気象予測システムでは、前述した1kmメッシュの予測モデルが動いており、全国約1万3000地点に広がるウェザーニューズ独自の気象観測網のデータ、サービス会員の実況報告データ、過去の気象データなどを基に、5分ごとに天気予報を更新している。そして、この天気予報とWxBeacon2で観測したデータを組み合わせ、作業現場の気象変化をピンポイントで予測し、必要に応じてアラートを発する。

図 ピンポイントの気象予測とアラート発信の仕組み(ウェザーニューズ提供)

 屋外作業者は携帯するスマートフォンとWxBeacon2を、近距離無線通信技術「Bluetooth」で接続しておく。するとスマートフォンに搭載した専用アプリがWxBeacon2から観測データを5分ごとに取り込み、インターネット経由でウェザーニューズの気象予測システムに自動送信する。

 例えば、WxBeacon2の観測データから急激な気圧の低下などゲリラ豪雨や雷の急接近を検知すると、屋外作業者のスマートフォンにアラートを自動送信し、専用アプリの画面に「30分後にゲリラ豪雨が来ます」といった気象リスクの内容を表示する。

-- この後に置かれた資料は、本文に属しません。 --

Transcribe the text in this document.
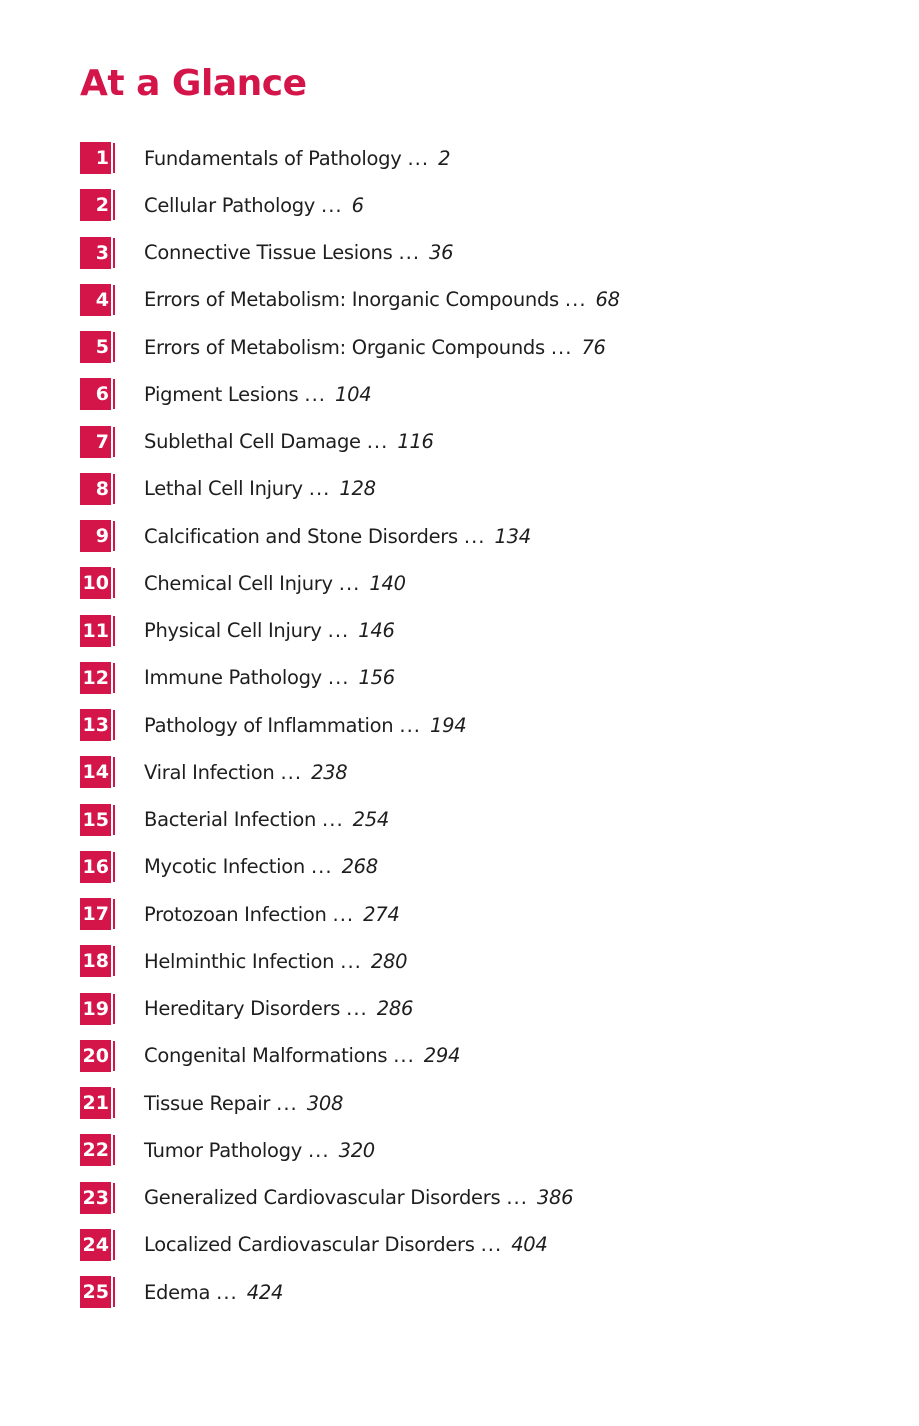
At a Glance
1 Fundamentals of Pathology ... 2
2 Cellular Pathology ... 6
3 Connective Tissue Lesions ... 36
4 Errors of Metabolism: Inorganic Compounds ... 68
5 Errors of Metabolism: Organic Compounds ... 76
6 Pigment Lesions ... 104
7 Sublethal Cell Damage ... 116
8 Lethal Cell Injury ... 128
9 Calcification and Stone Disorders ... 134
10 Chemical Cell Injury ... 140
11 Physical Cell Injury ... 146
12 Immune Pathology ... 156
13 Pathology of Inflammation ... 194
14 Viral Infection ... 238
15 Bacterial Infection ... 254
16 Mycotic Infection ... 268
17 Protozoan Infection ... 274
18 Helminthic Infection ... 280
19 Hereditary Disorders ... 286
20 Congenital Malformations ... 294
21 Tissue Repair ... 308
22 Tumor Pathology ... 320
23 Generalized Cardiovascular Disorders ... 386
24 Localized Cardiovascular Disorders ... 404
25 Edema ... 424
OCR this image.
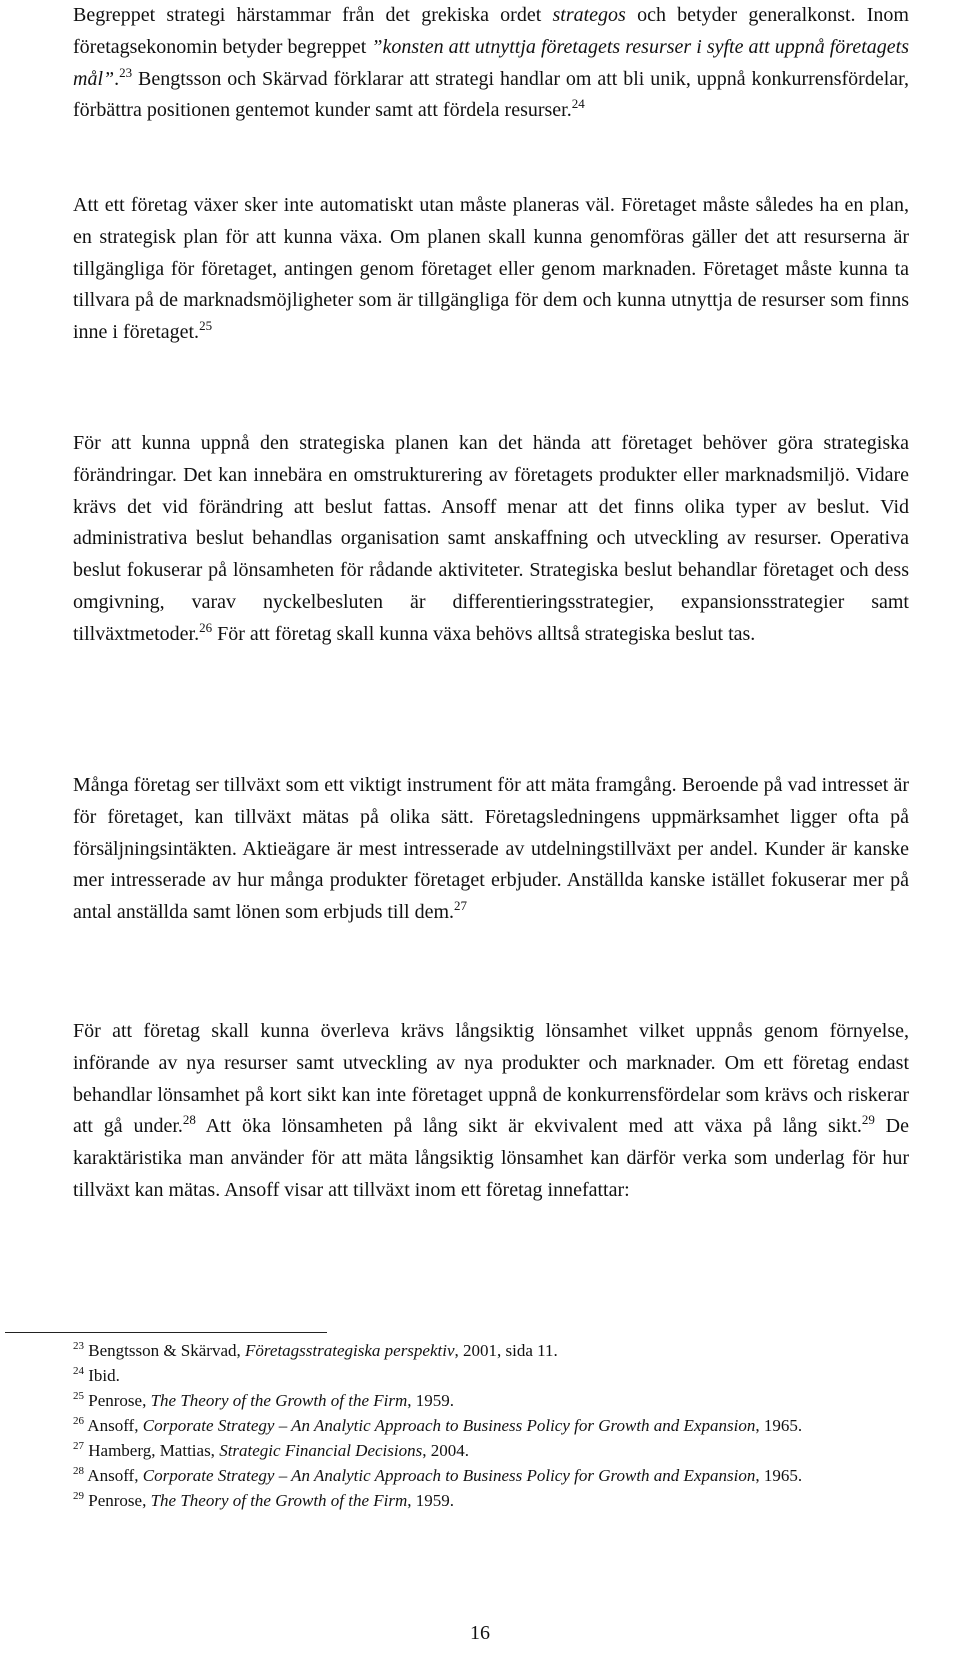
Begreppet strategi härstammar från det grekiska ordet strategos och betyder generalkonst. Inom företagsekonomin betyder begreppet ”konsten att utnyttja företagets resurser i syfte att uppnå företagets mål”.$^{23}$ Bengtsson och Skärvad förklarar att strategi handlar om att bli unik, uppnå konkurrensfördelar, förbättra positionen gentemot kunder samt att fördela resurser.$^{24}$

Att ett företag växer sker inte automatiskt utan måste planeras väl. Företaget måste således ha en plan, en strategisk plan för att kunna växa. Om planen skall kunna genomföras gäller det att resurserna är tillgängliga för företaget, antingen genom företaget eller genom marknaden. Företaget måste kunna ta tillvara på de marknadsmöjligheter som är tillgängliga för dem och kunna utnyttja de resurser som finns inne i företaget.$^{25}$

För att kunna uppnå den strategiska planen kan det hända att företaget behöver göra strategiska förändringar. Det kan innebära en omstrukturering av företagets produkter eller marknadsmiljö. Vidare krävs det vid förändring att beslut fattas. Ansoff menar att det finns olika typer av beslut. Vid administrativa beslut behandlas organisation samt anskaffning och utveckling av resurser. Operativa beslut fokuserar på lönsamheten för rådande aktiviteter. Strategiska beslut behandlar företaget och dess omgivning, varav nyckelbesluten är differentieringsstrategier, expansionsstrategier samt tillväxtmetoder.$^{26}$ För att företag skall kunna växa behövs alltså strategiska beslut tas.

Många företag ser tillväxt som ett viktigt instrument för att mäta framgång. Beroende på vad intresset är för företaget, kan tillväxt mätas på olika sätt. Företagsledningens uppmärksamhet ligger ofta på försäljningsintäkten. Aktieägare är mest intresserade av utdelningstillväxt per andel. Kunder är kanske mer intresserade av hur många produkter företaget erbjuder. Anställda kanske istället fokuserar mer på antal anställda samt lönen som erbjuds till dem.$^{27}$

För att företag skall kunna överleva krävs långsiktig lönsamhet vilket uppnås genom förnyelse, införande av nya resurser samt utveckling av nya produkter och marknader. Om ett företag endast behandlar lönsamhet på kort sikt kan inte företaget uppnå de konkurrensfördelar som krävs och riskerar att gå under.$^{28}$ Att öka lönsamheten på lång sikt är ekvivalent med att växa på lång sikt.$^{29}$ De karaktäristika man använder för att mäta långsiktig lönsamhet kan därför verka som underlag för hur tillväxt kan mätas. Ansoff visar att tillväxt inom ett företag innefattar:

$^{23}$ Bengtsson & Skärvad, Företagsstrategiska perspektiv, 2001, sida 11.

$^{24}$ Ibid.

$^{25}$ Penrose, The Theory of the Growth of the Firm, 1959.

$^{26}$ Ansoff, Corporate Strategy – An Analytic Approach to Business Policy for Growth and Expansion, 1965.

$^{27}$ Hamberg, Mattias, Strategic Financial Decisions, 2004.

$^{28}$ Ansoff, Corporate Strategy – An Analytic Approach to Business Policy for Growth and Expansion, 1965.

$^{29}$ Penrose, The Theory of the Growth of the Firm, 1959.

16
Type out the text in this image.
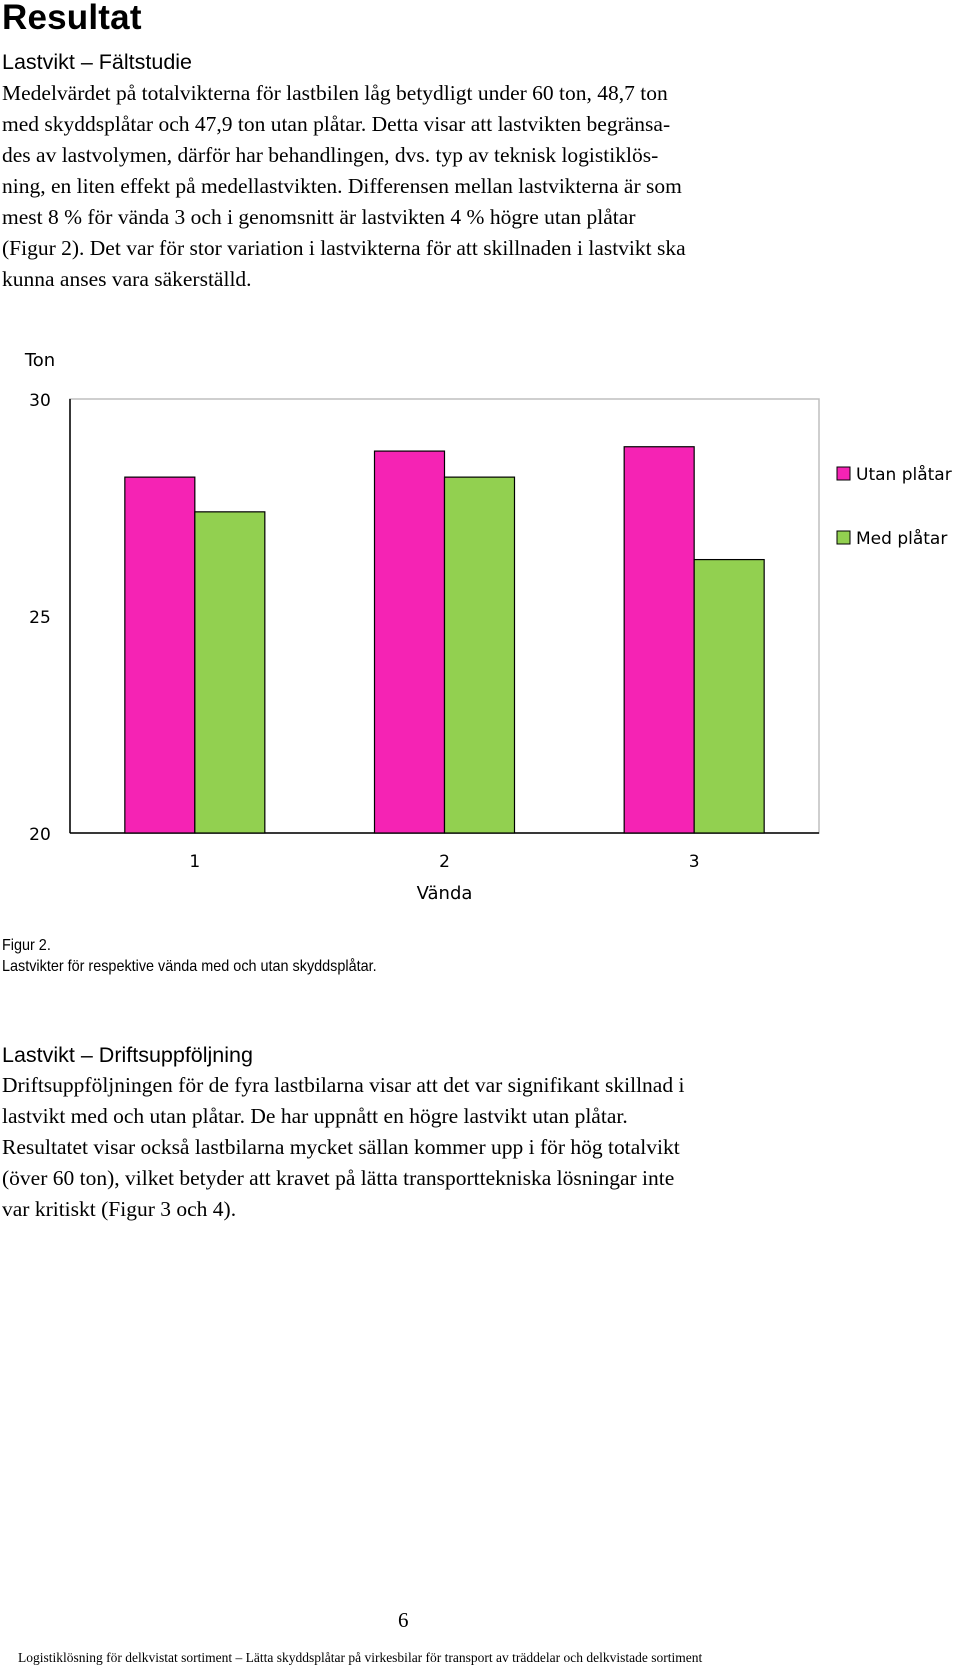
Resultat
Lastvikt – Fältstudie
Medelvärdet på totalvikterna för lastbilen låg betydligt under 60 ton, 48,7 ton
med skyddsplåtar och 47,9 ton utan plåtar. Detta visar att lastvikten begränsa-
des av lastvolymen, därför har behandlingen, dvs. typ av teknisk logistiklös-
ning, en liten effekt på medellastvikten. Differensen mellan lastvikterna är som
mest 8 % för vända 3 och i genomsnitt är lastvikten 4 % högre utan plåtar
(Figur 2). Det var för stor variation i lastvikterna för att skillnaden i lastvikt ska
kunna anses vara säkerställd.
30
25
20
Ton
1	2	3
Vända
Utan plåtar
Med plåtar
Figur 2.
Lastvikter för respektive vända med och utan skyddsplåtar.
Lastvikt – Driftsuppföljning
Driftsuppföljningen för de fyra lastbilarna visar att det var signifikant skillnad i
lastvikt med och utan plåtar. De har uppnått en högre lastvikt utan plåtar.
Resultatet visar också lastbilarna mycket sällan kommer upp i för hög totalvikt
(över 60 ton), vilket betyder att kravet på lätta transporttekniska lösningar inte
var kritiskt (Figur 3 och 4).
6
Logistiklösning för delkvistat sortiment – Lätta skyddsplåtar på virkesbilar för transport av träddelar och delkvistade sortiment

また、天気予報とWxBeacon2の観測データを対比し、予報を上回る状態で気温や湿度が推移した場合にアラートを送り、熱中症への注意を促す。

 安全管理者は事務所に設置したパソコンの画面上で、気象アラートの送信状況と、屋外作業者がアラートを確認したかどうかを確認できる。これにより安全管理者は複数の現場の気象リスクを一元的に把握するだけでなく、気象リスクに対する屋外作業者の対応の遅れを防げる。

 スマートフォンへのアラート発信の仕組みや、管理者向け画面はKDDIが提供する。実証実験には、携帯電話の基地局のメンテナンスなどを手掛けるメディアクリエイトコミュニケーションズが協力し、屋外の高所作業における新サービスの有効性を検証すると同時に機能改善を図り、早期の実用化を目指す。